Advantages of Backordering
Since backordering involves you passing the order to your supplier, it is easy to accommodate customization. For example, if you are a bike store selling bikes, instead of selling a few types of bikes, you can allow your customers to customize their bikes before they can purchase it. This will enable you to offer more variety, thus becoming more appealing to your customers.
Bacordering reduces the problem of carrying costs by preventing you from overstocking and the cost of maintaining it in your warehouse. Inventory is capital, so not holding too much stock will allow you to have more cash on hand. For example, a lot of luxury car companies like to keep less inventory on stock and purchase more on-demand, thereby reducing the amount of capital tied up with excess inventory.
Backordering reduces waste inventory because there is less inventory that is sitting around that could get spoiled, damaged, or obslote. For example, if you’re a retailer who sells electronics, you get a huge demand once the product is released. But as time goes by, the demand falls and once a newer version is released, sales become nonexistent. You don’t want to be left with unsold stock. By using backordering, you can meet the demand with less risk. You see, companies like Apple do this when they release a new cell phone.
Increased brand and product value
Continuation of the cell phone example above, another reason why Apple would use backordering is to create massive demand. For example, when new iPhone releases, there is a surge in orders and quickly, the product is sold out and back-ordered. Apple uses this marketing strategy as a gimmick to increase the value of the product in the eyes of the customer. As backorders pileup, customer curiosity and a desire to buy skyrockets.
How To Setup A Backordering Process?
You need to find a supplier that has an excellent average lead time.
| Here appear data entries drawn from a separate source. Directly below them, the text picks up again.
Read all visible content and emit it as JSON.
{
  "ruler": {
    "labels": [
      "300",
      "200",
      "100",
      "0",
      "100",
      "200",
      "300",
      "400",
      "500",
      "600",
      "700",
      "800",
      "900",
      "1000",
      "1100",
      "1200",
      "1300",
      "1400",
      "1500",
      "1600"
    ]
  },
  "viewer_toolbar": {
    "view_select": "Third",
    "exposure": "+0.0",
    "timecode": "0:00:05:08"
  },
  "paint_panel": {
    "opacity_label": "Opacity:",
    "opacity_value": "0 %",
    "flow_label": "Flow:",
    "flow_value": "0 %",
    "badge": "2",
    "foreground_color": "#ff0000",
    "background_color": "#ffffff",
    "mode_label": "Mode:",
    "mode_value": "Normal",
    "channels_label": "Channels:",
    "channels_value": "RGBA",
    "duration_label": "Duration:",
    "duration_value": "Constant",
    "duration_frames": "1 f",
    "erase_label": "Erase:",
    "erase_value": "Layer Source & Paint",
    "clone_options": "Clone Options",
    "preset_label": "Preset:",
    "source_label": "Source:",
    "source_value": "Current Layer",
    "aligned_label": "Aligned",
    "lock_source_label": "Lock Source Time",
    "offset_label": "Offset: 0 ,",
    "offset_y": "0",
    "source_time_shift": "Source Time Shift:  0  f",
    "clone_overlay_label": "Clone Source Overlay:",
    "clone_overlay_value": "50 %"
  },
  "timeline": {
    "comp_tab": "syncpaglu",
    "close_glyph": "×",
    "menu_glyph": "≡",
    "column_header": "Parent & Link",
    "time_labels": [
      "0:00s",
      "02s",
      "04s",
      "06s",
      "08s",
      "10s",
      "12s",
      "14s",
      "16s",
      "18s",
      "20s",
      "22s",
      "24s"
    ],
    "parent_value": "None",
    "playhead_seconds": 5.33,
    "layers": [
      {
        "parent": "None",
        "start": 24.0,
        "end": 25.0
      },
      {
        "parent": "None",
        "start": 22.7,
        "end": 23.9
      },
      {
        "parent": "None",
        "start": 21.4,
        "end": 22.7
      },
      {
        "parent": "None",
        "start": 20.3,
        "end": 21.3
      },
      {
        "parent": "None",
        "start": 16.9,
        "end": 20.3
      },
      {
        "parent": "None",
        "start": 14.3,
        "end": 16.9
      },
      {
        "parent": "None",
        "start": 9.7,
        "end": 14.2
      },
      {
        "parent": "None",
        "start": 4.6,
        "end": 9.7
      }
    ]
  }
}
When you get a bunch of sales orders, there might be more than one product that is out of stock and is spread across multiple sales orders. If these different products have different suppliers, managing orders can become very daunting. At this time, it is crucial that you consider an inventory management system that can automate your backordering and simplify consolidation.
Great customer service
Since backorders do take some time, you must be regularly communicating with your customers. Lack of communication can lead to trust issues for future sales.
Have a process in play where you are updating your customers throughout the process. For example, send them notifications as soon as you are shipping out their backorder and if there are any delays, make sure to be transparent about the delay and update them on the new estimated arrival date.